Golang I have right now:

$ go version
go version go1.19.6 linux/amd64

Shadow repro patch:

diff --git a/src/test/golang/CMakeLists.txt b/src/test/golang/CMakeLists.txt
index 8065f91a1..8b233bc6c 100644
--- a/src/test/golang/CMakeLists.txt
+++ b/src/test/golang/CMakeLists.txt
@@ -15,7 +15,7 @@ macro(add_golang_test_exe)
           build
           # Ensure LD_PRELOAD will work. Without this golang programs may or may
           # not be linked dynamically, depending on their dependencies.
-          -linkshared
+          #-linkshared
           -o ${CMAKE_CURRENT_BINARY_DIR}/${AGTE_BASENAME}
           ${CMAKE_CURRENT_SOURCE_DIR}/${AGTE_BASENAME}.go
     )
diff --git a/src/test/golang/simple_http.yaml b/src/test/golang/simple_http.yaml
index f989b5591..419ff6187 100644
--- a/src/test/golang/simple_http.yaml
+++ b/src/test/golang/simple_http.yaml
@@ -9,8 +9,13 @@ hosts:
   server:
     network_node_id: 0
     processes:
-    - path: ./test_simple_http
-      start_time: 3s
+    - path: restarter
+      args:
+        - "-t"
+        - "3"
+        - "-c"
+        - "../../../test_simple_http"
+      start_time: 1s
       expected_final_state: running

   client1: &host

Now you can build & trigger panic:

$ ./setup build --test --extra && ./setup test --extra 'simple_http'; cat build/src/test/golang/simple_http-shadow.data/hosts/server/*.shimlog 
...
The following tests FAILED:
     70 - simple_http-shadow (Timeout)
...
2024-08-19 18:31:15,830 [INFO] ctest returned 8
thread '<unnamed>' panicked at lib/shim/src/signals.rs:195:17:
Alternate stack already in use.
note: run with `RUST_BACKTRACE=1` environment variable to display a backtrace
fatal runtime error: failed to initiate panic, error 5
datacompboy commented 1 month ago

I think some of the confusion re the strace log may be because we recently switched from logging the syscalls before exection to logging after (since this lets us observe and log what was "returned" via output params).

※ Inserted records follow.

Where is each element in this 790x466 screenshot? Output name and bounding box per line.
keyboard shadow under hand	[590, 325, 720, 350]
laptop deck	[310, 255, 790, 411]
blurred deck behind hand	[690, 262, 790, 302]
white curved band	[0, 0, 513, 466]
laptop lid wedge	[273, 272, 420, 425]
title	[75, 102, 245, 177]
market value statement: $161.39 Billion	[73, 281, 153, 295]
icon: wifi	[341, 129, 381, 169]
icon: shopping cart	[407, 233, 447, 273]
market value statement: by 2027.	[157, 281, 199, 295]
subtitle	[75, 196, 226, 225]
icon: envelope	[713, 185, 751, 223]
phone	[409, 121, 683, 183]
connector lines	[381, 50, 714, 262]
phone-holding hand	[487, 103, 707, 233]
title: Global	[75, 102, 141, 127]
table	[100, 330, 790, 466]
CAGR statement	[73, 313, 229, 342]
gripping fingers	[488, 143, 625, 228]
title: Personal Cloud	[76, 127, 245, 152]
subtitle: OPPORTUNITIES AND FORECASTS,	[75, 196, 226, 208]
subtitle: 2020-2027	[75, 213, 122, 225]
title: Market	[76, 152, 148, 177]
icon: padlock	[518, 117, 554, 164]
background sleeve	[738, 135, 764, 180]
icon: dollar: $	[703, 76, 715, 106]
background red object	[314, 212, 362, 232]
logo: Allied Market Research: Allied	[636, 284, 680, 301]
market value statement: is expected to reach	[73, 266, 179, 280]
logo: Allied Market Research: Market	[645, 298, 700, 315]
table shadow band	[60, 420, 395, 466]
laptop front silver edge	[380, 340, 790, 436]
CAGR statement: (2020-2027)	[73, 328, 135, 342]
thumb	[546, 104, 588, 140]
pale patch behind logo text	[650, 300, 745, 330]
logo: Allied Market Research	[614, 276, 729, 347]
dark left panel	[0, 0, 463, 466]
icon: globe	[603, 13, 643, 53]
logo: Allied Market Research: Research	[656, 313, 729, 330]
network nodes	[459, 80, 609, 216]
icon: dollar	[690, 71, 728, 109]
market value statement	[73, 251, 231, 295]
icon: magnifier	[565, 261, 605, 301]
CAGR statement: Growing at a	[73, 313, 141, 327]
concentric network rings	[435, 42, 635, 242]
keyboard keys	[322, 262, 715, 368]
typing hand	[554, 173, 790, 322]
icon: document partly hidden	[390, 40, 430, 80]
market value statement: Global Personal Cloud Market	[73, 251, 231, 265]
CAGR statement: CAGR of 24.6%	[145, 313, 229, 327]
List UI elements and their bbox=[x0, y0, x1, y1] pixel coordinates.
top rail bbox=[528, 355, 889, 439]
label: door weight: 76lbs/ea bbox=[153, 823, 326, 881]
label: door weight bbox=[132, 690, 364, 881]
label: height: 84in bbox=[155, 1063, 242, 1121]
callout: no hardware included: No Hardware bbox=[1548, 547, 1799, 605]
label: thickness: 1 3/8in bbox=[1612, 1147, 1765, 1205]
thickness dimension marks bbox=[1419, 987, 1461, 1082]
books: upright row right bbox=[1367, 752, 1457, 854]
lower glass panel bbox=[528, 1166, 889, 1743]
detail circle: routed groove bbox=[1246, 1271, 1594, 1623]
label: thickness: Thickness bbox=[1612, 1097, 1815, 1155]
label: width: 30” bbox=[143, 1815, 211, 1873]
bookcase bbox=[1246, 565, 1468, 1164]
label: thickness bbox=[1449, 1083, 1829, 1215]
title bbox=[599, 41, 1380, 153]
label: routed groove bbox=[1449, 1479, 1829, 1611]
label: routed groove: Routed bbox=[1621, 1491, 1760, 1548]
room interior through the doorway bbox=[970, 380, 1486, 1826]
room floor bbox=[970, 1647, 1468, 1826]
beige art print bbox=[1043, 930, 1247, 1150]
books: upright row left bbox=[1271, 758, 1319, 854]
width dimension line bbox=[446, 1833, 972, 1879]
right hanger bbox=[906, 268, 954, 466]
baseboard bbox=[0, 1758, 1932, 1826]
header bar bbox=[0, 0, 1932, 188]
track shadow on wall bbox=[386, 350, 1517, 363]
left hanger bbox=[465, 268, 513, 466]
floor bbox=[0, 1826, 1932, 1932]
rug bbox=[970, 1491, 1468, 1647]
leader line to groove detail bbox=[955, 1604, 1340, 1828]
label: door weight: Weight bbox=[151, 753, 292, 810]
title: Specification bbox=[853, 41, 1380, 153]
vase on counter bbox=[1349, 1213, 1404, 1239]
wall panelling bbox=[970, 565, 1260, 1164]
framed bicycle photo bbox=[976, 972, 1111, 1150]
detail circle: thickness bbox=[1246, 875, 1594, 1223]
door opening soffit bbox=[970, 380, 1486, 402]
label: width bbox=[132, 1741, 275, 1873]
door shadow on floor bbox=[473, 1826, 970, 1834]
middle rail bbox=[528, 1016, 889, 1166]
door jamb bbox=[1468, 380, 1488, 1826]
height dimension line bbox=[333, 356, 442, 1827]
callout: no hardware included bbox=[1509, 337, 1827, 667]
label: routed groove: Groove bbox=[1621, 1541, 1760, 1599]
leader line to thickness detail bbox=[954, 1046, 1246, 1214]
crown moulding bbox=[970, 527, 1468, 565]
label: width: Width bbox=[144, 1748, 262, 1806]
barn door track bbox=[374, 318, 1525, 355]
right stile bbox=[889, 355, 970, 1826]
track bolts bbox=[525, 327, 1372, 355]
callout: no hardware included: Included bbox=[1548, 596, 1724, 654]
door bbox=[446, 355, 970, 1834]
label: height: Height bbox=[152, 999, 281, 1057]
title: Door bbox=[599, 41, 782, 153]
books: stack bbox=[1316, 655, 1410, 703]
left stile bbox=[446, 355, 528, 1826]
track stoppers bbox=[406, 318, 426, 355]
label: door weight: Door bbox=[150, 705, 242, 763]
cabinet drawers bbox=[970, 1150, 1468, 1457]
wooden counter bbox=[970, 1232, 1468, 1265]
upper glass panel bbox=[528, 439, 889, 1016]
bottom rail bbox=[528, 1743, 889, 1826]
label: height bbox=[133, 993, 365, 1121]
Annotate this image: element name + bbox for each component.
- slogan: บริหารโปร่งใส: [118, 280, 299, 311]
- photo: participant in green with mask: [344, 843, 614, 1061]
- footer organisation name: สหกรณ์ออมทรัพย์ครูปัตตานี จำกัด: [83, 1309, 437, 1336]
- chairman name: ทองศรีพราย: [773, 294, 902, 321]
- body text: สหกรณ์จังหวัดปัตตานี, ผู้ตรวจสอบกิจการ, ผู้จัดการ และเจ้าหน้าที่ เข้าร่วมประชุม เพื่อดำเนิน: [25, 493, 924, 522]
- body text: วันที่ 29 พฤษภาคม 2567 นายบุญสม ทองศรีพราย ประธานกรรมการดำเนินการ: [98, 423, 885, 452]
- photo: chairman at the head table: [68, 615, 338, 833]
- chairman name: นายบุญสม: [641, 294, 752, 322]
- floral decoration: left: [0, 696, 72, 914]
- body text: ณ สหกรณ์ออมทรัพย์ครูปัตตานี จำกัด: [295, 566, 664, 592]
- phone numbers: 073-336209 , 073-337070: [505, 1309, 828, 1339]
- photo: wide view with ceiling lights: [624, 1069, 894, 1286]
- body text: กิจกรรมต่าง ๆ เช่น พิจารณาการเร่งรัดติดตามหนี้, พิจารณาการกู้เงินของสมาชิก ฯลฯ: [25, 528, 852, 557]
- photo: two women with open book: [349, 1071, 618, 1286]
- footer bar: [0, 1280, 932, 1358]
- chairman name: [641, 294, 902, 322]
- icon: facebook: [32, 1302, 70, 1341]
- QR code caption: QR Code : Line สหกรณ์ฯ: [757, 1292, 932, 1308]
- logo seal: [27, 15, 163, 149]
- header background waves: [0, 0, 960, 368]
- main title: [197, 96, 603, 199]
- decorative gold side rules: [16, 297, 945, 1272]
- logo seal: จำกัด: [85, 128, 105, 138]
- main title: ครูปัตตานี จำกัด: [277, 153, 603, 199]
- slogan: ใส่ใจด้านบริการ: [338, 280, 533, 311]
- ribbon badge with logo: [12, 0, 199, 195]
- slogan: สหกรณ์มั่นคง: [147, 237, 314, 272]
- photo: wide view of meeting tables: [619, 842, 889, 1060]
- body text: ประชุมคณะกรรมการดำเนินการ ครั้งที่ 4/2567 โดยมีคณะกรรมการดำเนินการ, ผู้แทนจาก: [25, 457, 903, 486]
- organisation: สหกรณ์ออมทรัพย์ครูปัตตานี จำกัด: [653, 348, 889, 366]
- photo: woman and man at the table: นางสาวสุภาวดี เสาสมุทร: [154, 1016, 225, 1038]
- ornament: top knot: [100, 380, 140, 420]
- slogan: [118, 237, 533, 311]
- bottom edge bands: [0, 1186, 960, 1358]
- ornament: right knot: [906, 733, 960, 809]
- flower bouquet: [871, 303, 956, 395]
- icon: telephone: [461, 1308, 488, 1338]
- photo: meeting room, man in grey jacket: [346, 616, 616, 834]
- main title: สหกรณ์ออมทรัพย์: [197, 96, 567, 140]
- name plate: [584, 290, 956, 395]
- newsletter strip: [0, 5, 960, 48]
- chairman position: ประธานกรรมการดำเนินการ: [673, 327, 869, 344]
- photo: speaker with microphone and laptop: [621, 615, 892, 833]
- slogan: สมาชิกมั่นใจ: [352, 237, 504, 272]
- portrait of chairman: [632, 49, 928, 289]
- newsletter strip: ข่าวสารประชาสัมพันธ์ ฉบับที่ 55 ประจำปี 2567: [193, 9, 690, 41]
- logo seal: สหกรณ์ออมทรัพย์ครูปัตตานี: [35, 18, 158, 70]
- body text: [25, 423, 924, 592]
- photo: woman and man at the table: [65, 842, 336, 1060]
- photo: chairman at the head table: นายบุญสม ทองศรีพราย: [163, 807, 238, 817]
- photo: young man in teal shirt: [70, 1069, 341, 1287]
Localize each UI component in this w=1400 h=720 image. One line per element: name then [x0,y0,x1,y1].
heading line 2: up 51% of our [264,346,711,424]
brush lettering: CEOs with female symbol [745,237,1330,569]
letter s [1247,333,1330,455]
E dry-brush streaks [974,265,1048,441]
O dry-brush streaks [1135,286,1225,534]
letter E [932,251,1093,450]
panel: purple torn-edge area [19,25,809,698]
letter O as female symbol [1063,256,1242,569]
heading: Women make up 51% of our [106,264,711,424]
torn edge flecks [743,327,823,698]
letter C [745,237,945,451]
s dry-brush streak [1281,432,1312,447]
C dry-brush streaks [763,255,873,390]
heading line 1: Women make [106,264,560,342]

Oh, thanks. That explains a lot! (I've tried to repro this with minimal raw C code, and ended up in various examples which doesn't produce panic -- but clearly miss a bunch of syscalls from the interrupt).

With panic! => warn! change:

00:00:00.034182638 [00:00:04.000000000] [shd-shim] [WARN] [lib/shim/src/signals.rs:195] [shadow_shim::signals] Alternate stack already in use.

and server correctly restarted and continue to work after the restart as expected.

Not sure is this universal, or just doesn't matter in this case (double stack during SIGTERM processing)

sporksmith commented 1 month ago

Great, thanks for the update! I'll plan to put together a PR with this change, and hopefully a regression test. It seems like we might be able to repro with something like a kill -s SIGTERM 1000 rather than bringing in restarter.

datacompboy commented 1 month ago

You right! Just "kill -s SIGTERM 1000" indeed triggers the same behaviour:

$ cat build/src/test/golang/simple_http-shadow.data/hosts/server/*shimlog
00:00:00.038816200 [00:00:05.000000000] [shd-shim] [WARN] [lib/shim/src/signals.rs:195] [shadow_shim::signals] Alternate stack already in use.

Test:

hosts:
  server:
    network_node_id: 0
    processes:
    - path: ./test_simple_http
      start_time: 1s
      expected_final_state: running
    - path: kill
      args: "-s SIGTERM 1000"
      start_time: 5s

Somehow I thought the problem is not just on golang side.